Implicit MLE: Backpropagating Through Discrete Exponential Family Distributions

Overview

torch-imle

Concise and self-contained PyTorch library implementing the I-MLE gradient estimator proposed in our NeurIPS 2021 paper Implicit MLE: Backpropagating Through Discrete Exponential Family Distributions.

This repository contains a library for transforming any combinatorial black-box solver in a differentiable layer. All code for reproducing the experiments in the NeurIPS paper is available in the official NEC Laboratories Europe repository.

Overview

Implicit MLE (I-MLE) makes it possible to include discrete combinatorial optimization algorithms, such as Dijkstra's algorithm or integer linear program (ILP) solvers, in standard deep learning architectures.

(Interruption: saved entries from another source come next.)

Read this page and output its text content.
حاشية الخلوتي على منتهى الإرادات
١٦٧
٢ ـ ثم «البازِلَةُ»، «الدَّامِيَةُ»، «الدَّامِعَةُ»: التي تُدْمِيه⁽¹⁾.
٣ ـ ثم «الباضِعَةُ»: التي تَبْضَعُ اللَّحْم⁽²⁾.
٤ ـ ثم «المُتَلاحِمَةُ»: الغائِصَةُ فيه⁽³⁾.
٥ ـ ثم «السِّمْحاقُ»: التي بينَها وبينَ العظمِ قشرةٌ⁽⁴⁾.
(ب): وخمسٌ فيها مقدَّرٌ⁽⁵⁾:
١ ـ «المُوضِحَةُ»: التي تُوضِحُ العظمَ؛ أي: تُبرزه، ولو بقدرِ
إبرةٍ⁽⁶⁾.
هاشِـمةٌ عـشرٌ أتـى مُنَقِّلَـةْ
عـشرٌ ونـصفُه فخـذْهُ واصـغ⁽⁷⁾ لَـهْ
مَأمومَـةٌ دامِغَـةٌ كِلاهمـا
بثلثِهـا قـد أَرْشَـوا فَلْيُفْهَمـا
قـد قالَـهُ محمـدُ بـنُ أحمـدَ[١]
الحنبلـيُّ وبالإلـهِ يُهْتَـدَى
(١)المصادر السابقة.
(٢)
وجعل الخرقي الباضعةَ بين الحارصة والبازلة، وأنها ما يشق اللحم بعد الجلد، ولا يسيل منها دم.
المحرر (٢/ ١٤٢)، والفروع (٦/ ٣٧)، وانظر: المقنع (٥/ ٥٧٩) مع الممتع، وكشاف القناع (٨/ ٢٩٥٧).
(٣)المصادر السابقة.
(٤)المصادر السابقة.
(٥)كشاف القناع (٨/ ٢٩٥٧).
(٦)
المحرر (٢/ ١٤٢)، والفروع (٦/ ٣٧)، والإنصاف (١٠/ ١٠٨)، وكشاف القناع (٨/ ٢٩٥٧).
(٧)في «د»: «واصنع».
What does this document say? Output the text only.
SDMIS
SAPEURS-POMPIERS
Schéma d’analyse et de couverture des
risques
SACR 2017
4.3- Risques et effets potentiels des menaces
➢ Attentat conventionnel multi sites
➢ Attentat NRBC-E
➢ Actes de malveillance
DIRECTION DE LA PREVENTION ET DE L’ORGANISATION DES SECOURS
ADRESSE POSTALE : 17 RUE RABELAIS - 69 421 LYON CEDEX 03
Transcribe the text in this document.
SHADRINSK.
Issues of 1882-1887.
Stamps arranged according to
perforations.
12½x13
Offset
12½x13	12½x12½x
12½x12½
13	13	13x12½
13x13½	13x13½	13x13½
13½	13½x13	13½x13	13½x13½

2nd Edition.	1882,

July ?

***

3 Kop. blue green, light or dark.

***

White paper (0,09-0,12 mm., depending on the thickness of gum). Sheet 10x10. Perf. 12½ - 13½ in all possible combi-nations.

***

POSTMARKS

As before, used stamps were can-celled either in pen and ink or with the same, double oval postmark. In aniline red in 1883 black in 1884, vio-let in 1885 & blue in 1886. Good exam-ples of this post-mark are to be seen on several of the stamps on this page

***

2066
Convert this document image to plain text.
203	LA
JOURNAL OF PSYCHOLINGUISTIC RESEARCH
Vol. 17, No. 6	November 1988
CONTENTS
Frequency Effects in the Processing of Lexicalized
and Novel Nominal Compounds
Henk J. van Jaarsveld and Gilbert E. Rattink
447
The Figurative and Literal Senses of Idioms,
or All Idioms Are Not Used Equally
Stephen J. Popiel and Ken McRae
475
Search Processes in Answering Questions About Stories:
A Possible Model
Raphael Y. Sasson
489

The core idea of I-MLE is that it defines an implicit maximum likelihood objective whose gradients are used to update upstream parameters of the model. Every instance of I-MLE requires two ingredients:

  1. A method to approximately sample from a complex and intractable distribution. For this we use Perturb-and-MAP (aka the Gumbel-max trick) and propose a novel family of noise perturbations tailored to the problem at hand.
  2. A method to compute a surrogate empirical distribution: Vanilla MLE reduces the KL divergence between the current distribution and the empirical distribution. Since in our setting, we do not have access to an empirical distribution, we have to design surrogate empirical distributions. Here we propose two families of surrogate distributions which are widely applicable and work well in practice.

Example

For example, let's consider a map from a simple game where the task is to find the shortest path from the top-left to the bottom-right corner. Black areas have the highest and white areas the lowest cost. In the centre, you can see what happens when we use the proposed sum-of-gamma noise distribution to sample paths. On the right, you can see the resulting marginal probabilities for every tile (the probability of each tile being part of a sampled path).

Gradients and Learning

Let us assume that the optimal shortest path is the one of the left. Starting from random weights, the model can learn to produce the weights that will result in the optimal shortest path via Gradient Descent, by minimising the Hamming loss between the produced path and the gold path. Here we show the paths being produced during training (middle), and the corresponding map weights (right).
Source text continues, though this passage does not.